Funny face

by James

This time Steve took the deeds along with him, and there it was, clear as day – the fence between him and Edward was a shared fence. Equal responsibility.

With a roll of the eyes the evidence was dismissed.

‘Posts, old boy. You have the posts, so it’s your fence. And of course, it’s a wood fence, matches all the new builds.’

Edward had one of the original red brick detached built on the sensible flat, not like Steve’s yellow brick semi scrabbling for a grip on the lowest rung of the housing ladder on these steep slopes above. Most of the red brickies were nice folk, but Edward. The man bought wines by the case, and he laid them down in his wine cellar that was just the dead space beneath the decking cut into the slope at the top of his garden. The same slope topped by their shared fence that was now wobbling.

Steve said, ‘One good gust will bring this fence down, and they’re forecasting storm of the century tonight. So if we-‘

Edward grinned suddenly. ‘Your namesake was on the idiot box this previous evening.’

Bloody Edward. And bloody handsome Rylan off the telly, but mostly bloody Edward. One single misdelivered letter gave it away that Steve had been christened Rylan and now the man didn’t miss a chance to rub it in just how much of a craggy and interesting face Steve had been born with.

Edward sighed. ‘Such a trial, for both of us. Your namesake, my facesake. But don’t forget I had the beard first.’

Edward climbed down to his wine hole. Steve remained stood at the fence. He could just replace the fence himself, but no, this was principle.

A gust of wind ruffled the papers in his hand. Steve nudged one of the fence posts. The fence shivered, a wave rolling along the sagging boards before bouncing from either end and returning to meet in the middle with an ominous creak. Another light gust of wind and the fence murmured once more.

There was a storm coming. The sensible thing was to take down the fence in a controlled manner. Last Christmas the Johnson’s cherry tree came down in the snow and smashed up the neighbours Las Vegas themed koi pond with miniature pyramid and gaudy neon light.

Steve’s handful of papers spilled over the fence to the decking below.

‘Oh. Dear me,’ Steve said.

He called for Edward until the man’s questioning face appeared above the lip of the decking.

‘Papers, old boy. The wind took them. It’s really gusting.’

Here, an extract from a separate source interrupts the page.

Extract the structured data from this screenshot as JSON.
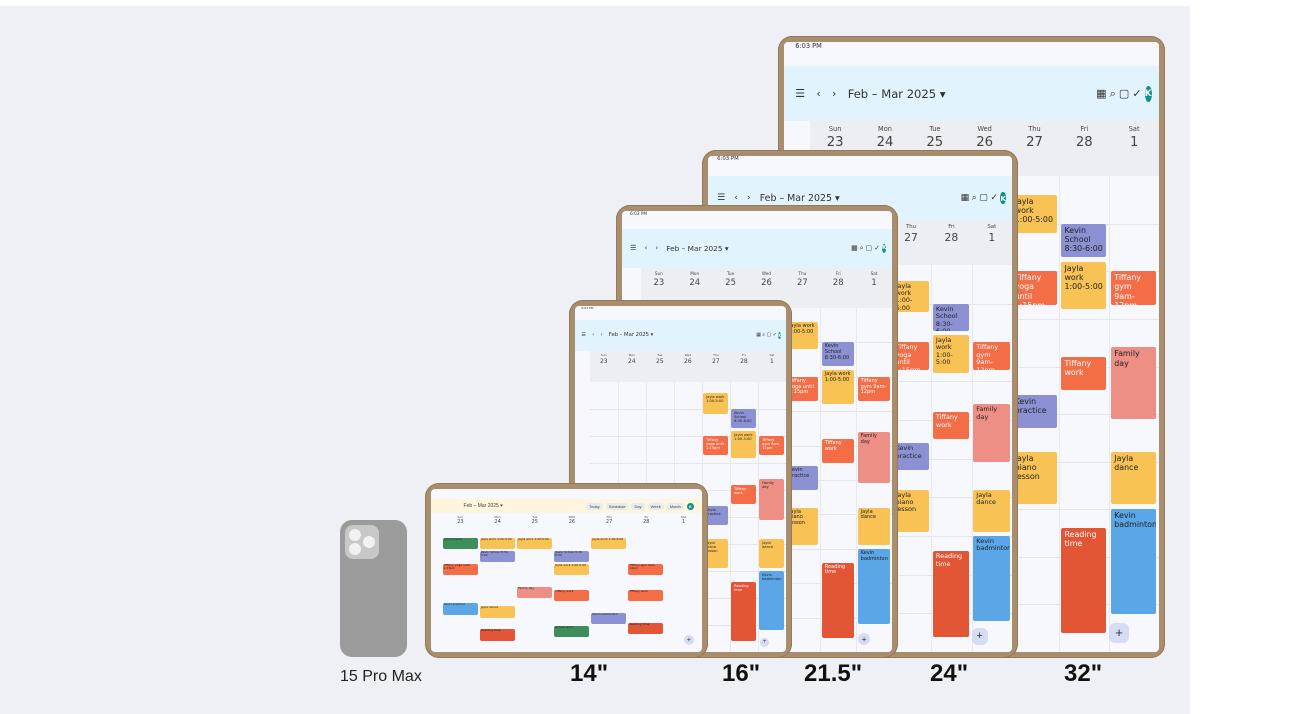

Edward looked. He sighed, and rose tiredly, coming up the four steps of his decking as though this was some vast mountain he was being asked to climb. He knelt to gather the papers.

‘Hey Rylan,’ Steve said.

Edward looked up at him. There was something of a resemblance to the guy on the telly, though maybe it was coloured by the eye of the beholder who’d spent twenty years being nicknamed after the funny looking one from the movie Fargo, played by – wait for it – Steve Buscemi.

Who needs the wind when you have twenty years of rage building up inside you?